Modern medicine is only a century old. Our understanding of biology, i.e. evolution, less than two centuries old. Our understanding of the size of the earth, and the universe, only about a century old — counting from the recognition that our galaxy is only one of many. If the history of humanity if a flash in the pan against the history of the planet, our understanding of our universe is a flash in the pan against the history of our species.

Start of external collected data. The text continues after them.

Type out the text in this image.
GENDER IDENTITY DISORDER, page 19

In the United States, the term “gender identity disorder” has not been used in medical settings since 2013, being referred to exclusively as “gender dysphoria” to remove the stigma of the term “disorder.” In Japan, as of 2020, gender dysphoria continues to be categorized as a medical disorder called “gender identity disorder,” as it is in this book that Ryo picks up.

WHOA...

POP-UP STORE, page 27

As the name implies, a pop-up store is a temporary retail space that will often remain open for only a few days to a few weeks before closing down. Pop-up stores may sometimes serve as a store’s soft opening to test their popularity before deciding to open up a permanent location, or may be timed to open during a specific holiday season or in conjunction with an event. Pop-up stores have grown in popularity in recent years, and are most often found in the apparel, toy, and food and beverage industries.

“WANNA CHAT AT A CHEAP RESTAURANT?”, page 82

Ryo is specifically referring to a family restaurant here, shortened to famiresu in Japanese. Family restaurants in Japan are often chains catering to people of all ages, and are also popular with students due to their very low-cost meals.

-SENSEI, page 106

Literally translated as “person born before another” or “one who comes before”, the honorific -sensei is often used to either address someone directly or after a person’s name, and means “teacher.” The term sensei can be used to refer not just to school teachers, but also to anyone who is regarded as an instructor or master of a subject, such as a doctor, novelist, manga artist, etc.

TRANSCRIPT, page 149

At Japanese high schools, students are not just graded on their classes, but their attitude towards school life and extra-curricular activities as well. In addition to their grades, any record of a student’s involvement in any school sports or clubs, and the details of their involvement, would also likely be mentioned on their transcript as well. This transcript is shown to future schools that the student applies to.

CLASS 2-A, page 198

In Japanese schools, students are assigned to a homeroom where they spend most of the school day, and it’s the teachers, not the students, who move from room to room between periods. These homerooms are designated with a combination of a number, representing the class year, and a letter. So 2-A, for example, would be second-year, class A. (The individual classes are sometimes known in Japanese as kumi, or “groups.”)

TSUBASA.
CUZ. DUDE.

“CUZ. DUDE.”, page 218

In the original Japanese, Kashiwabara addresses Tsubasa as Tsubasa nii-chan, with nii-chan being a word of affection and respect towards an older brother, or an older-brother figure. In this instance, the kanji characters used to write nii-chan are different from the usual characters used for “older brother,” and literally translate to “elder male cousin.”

(This dovetails with the speculations of science fiction, of course.)

Key Takeaways
• For as long as human beings have been around, and possibly even longer, our ancestors have been watching the skies, stars, planets, and more, attempting to make sense of it all. • While some aspects of our Universe, like how to predict eclipses, arrived very early on, many other aspects, such as heliocentrism, the comet-meteor shower connection, or the Big Bang, wouldn’t arrive until much later. • An enormous amount that we now take for granted about our Universe, in 2023, was only discovered in the 20th or even 21st centuries. Here’s how “recently” our cosmic understanding happened.

Long piece with many illustrations/photos. I’ll compile here just a few steps.

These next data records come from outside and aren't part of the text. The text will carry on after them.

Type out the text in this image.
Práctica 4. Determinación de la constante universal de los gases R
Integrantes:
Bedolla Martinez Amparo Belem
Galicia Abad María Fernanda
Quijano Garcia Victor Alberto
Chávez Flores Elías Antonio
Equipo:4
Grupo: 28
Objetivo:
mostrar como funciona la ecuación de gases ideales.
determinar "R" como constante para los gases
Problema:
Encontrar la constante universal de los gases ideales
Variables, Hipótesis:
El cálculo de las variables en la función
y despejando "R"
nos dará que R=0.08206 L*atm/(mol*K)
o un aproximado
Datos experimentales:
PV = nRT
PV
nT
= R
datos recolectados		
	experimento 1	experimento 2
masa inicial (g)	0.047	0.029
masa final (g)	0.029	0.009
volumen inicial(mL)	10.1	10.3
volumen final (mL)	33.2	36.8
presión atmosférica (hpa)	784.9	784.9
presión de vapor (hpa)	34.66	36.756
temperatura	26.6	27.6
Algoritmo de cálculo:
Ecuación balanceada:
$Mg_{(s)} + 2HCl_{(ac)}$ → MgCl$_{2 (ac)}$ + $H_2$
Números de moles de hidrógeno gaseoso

  • 2800 years ago: Babylonians predicted eclipses;
  • 3rd century BCE: Eratosthenes determined the Earth’s circumference [and that the Earth was spherical];
  • 1609, Kepler: planetary motion;
  • Discovery of Uranus and Neptune, 1781 and 1846;
  • 1923: galactic distances;
  • 1927-1929: expansion of the universe;
  • 1964: direct evidence for the Big Bang;
  • 1998: dark energy;
  • 2003: evidence for the ‘inflation’ that followed the Big Bang.

How would I construct a timeline of humanity’s perception of the size of the world, or the universe? Three thousand years ago, according to the Biblical writers, it was only as big as what could be seen to the horizon. And no doubt other primitive tribes of humanity knew only what they could see.